Consider the following code that writes the same value to the same memory location from multiple threads:
void f(int* buf, int n, int* p) {
for(int i = 0; i < n; i++)
buf[i] = i;
*p = buf[n/2];
}
void g(int* buf, int n) {
int x1, x2;
thread t1(f, buf, n, &x1);
thread t2(f, buf, n, &x2);
t1.join();
t2.join();
assert(x1 == x2);
}
Although it’s interesting, I’m of less concern of what guarantees the standard gives, since I guess it gives none. What I do care is what will be the behavior of the above code on real-world multiprocessor hardware. Will the assert always pass or there’s any chance of a race-condition, cache synchronization problems, etc..?

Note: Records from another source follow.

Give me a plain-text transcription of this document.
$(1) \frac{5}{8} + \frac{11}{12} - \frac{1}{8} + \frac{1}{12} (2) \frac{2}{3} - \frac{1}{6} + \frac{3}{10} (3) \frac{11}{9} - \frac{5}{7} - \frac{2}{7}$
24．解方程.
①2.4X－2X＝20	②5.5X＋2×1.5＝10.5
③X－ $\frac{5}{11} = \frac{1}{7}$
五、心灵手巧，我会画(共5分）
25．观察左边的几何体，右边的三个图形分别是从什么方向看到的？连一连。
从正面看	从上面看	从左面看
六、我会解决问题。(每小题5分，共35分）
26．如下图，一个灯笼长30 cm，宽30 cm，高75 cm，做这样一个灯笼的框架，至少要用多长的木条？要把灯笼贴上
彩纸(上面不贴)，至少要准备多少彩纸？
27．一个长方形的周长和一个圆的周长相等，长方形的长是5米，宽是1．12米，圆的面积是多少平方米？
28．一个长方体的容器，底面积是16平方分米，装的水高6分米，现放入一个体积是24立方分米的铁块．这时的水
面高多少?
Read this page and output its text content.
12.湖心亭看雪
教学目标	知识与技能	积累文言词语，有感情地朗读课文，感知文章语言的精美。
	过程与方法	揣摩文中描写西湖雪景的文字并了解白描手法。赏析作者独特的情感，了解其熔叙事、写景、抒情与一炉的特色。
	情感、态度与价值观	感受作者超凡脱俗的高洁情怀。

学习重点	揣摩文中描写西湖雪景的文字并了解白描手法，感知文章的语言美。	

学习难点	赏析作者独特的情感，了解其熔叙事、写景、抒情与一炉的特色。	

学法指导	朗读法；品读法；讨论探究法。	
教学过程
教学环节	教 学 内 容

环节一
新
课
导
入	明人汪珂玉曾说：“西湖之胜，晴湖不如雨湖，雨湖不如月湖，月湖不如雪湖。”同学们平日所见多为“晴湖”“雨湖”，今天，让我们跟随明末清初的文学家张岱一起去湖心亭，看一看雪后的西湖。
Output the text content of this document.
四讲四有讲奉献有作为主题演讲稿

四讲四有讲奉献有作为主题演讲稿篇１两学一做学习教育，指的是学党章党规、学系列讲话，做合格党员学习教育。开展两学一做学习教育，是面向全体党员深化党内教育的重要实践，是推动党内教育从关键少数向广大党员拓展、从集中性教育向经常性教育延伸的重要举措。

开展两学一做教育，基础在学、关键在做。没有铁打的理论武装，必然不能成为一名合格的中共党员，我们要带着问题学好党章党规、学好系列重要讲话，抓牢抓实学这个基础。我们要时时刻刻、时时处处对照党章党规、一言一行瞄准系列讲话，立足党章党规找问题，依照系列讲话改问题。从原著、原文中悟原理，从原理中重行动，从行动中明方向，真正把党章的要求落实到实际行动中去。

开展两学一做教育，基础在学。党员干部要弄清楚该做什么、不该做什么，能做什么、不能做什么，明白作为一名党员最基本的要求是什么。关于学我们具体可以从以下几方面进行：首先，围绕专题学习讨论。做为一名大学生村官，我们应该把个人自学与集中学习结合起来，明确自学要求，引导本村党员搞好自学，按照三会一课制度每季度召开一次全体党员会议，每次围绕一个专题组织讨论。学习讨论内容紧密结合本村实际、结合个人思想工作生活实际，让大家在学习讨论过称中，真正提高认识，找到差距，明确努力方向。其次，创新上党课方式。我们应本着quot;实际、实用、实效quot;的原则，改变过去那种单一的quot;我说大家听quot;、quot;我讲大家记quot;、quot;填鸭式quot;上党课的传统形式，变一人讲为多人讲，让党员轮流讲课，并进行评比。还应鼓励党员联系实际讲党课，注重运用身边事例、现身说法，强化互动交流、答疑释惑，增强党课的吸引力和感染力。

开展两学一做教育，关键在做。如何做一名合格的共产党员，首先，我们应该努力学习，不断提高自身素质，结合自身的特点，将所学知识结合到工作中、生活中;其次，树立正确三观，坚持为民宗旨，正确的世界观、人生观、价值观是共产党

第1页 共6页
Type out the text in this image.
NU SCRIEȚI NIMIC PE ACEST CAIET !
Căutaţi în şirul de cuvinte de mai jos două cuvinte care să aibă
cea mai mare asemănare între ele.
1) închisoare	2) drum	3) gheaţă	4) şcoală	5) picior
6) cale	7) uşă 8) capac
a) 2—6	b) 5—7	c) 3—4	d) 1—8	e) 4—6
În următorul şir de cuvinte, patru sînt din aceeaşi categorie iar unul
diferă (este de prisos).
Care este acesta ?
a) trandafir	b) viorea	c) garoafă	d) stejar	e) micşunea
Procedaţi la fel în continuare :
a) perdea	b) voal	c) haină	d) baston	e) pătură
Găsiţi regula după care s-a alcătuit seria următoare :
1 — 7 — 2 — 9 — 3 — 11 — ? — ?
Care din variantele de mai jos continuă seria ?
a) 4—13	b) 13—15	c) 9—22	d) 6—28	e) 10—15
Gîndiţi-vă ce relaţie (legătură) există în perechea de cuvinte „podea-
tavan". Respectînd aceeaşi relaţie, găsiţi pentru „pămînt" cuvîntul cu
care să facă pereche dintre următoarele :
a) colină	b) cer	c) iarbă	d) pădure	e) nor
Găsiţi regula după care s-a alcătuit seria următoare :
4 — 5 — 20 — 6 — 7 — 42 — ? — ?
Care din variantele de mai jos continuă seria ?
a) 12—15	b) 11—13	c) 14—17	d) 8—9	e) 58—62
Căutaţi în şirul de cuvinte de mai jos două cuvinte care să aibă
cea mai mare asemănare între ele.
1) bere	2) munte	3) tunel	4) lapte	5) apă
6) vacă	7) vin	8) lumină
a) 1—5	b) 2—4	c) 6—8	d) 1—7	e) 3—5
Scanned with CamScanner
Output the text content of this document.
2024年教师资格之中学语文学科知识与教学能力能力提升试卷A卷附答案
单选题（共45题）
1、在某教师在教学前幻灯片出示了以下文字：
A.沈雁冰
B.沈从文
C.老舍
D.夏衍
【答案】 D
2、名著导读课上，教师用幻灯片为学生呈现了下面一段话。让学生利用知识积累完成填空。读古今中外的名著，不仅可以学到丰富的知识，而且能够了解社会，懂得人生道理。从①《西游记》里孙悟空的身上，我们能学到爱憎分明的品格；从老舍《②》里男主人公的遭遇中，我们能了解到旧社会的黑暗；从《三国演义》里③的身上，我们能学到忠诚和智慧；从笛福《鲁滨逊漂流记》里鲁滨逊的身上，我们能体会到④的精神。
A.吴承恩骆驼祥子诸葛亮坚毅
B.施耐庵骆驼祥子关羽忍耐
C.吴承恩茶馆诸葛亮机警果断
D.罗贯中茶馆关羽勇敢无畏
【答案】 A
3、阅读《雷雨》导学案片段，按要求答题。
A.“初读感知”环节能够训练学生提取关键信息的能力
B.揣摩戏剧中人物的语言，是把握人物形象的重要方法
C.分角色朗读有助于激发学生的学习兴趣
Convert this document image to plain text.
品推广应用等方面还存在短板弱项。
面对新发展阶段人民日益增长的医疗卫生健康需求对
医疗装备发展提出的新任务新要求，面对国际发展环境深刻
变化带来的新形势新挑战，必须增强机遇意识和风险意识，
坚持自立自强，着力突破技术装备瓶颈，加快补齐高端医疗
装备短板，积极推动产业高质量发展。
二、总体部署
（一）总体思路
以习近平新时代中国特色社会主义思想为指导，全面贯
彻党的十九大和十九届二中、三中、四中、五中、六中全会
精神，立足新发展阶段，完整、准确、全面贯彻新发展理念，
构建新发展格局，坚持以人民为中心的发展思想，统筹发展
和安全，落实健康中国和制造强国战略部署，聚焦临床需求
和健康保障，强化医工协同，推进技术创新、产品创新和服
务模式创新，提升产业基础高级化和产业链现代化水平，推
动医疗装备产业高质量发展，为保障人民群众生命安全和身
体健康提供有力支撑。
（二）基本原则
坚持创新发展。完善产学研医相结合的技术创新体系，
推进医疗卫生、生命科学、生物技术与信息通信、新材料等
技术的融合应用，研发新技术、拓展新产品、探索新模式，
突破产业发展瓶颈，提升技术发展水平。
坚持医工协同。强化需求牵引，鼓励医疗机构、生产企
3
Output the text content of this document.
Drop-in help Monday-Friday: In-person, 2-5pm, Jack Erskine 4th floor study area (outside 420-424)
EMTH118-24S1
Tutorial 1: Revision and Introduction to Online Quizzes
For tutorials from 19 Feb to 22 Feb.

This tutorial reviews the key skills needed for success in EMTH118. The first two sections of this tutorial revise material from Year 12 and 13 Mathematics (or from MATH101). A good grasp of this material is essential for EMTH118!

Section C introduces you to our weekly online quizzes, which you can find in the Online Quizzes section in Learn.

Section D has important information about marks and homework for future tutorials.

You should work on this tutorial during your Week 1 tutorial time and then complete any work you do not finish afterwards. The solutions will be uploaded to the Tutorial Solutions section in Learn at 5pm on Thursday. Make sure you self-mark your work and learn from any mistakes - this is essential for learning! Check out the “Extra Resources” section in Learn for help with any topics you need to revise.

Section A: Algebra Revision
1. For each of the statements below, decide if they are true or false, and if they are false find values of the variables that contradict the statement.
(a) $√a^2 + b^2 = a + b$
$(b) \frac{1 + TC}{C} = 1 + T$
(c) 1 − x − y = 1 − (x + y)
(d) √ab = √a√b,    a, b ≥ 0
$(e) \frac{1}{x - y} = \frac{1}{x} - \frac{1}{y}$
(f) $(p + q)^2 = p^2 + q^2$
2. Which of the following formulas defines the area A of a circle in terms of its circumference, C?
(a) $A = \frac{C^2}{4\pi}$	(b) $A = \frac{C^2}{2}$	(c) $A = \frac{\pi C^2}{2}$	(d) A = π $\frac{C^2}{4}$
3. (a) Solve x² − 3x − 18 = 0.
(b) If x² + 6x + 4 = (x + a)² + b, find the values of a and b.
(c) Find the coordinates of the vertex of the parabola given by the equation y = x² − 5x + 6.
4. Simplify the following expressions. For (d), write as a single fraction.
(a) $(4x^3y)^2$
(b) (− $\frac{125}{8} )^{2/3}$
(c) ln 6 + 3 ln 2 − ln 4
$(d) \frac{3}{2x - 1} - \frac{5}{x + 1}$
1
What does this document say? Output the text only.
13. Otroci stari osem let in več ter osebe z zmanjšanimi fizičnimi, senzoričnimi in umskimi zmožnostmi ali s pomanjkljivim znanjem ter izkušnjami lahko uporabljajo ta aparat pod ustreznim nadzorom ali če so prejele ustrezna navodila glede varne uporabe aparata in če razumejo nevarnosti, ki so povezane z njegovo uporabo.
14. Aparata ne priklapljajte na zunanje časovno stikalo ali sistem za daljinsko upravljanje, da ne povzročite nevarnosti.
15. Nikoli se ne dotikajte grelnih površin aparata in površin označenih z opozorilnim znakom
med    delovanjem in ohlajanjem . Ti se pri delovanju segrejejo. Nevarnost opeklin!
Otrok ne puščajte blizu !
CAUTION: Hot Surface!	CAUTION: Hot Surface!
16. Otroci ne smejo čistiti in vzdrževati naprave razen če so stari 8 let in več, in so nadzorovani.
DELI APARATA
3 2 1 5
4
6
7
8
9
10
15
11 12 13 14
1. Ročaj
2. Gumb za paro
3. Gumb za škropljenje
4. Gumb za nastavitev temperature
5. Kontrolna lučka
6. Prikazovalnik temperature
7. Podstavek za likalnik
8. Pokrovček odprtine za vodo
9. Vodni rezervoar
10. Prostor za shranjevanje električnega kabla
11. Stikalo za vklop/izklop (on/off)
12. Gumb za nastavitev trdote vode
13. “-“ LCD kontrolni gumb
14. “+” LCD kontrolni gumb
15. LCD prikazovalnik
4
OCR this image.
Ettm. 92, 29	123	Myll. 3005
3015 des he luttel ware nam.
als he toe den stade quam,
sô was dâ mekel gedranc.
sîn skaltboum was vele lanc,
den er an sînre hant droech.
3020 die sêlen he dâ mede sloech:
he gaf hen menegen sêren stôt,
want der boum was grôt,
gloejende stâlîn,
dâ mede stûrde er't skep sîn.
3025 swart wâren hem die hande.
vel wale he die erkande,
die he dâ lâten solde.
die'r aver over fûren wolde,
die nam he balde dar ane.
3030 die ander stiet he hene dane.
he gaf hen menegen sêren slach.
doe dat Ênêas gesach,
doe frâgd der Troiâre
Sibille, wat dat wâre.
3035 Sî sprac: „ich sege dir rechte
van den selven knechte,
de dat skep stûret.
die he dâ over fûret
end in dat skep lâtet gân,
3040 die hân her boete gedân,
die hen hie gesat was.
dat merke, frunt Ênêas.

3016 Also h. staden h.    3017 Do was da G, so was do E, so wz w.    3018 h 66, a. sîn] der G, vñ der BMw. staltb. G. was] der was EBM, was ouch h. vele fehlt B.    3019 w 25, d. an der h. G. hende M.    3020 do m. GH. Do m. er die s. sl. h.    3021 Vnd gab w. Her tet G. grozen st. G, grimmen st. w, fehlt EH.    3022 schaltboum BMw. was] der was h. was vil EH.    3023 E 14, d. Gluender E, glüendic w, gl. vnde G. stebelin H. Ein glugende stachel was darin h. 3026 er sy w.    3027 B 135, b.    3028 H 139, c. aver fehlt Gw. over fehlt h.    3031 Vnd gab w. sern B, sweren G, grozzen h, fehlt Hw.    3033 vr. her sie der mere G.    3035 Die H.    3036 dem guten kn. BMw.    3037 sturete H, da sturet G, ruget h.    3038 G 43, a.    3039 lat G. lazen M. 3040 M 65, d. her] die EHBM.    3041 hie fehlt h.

Memory models with regards to multi-treading concern when the effects of writes made by one thread are observable by another thread. In the code you posted both threads write the same values into the same memory location, so it doesn’t matter which thread’s write
buf[n/2]reads, either will do.Modern processors employ cache coherency protocols, such as MESI, so when the threads write to the buffer concurrently there is going to be a lot of messages sent between the CPUs to synchronize the cache lines holding the buffer making it run much slower than in non-concurrent scenario (false sharing effect).
Here it doesn’t matter if the writes are atomic or not, since both threads write the same values to the same memory locations. There is a race, but it doesn’t matter which thread wins because the observed values are going to be the same even with partial writes.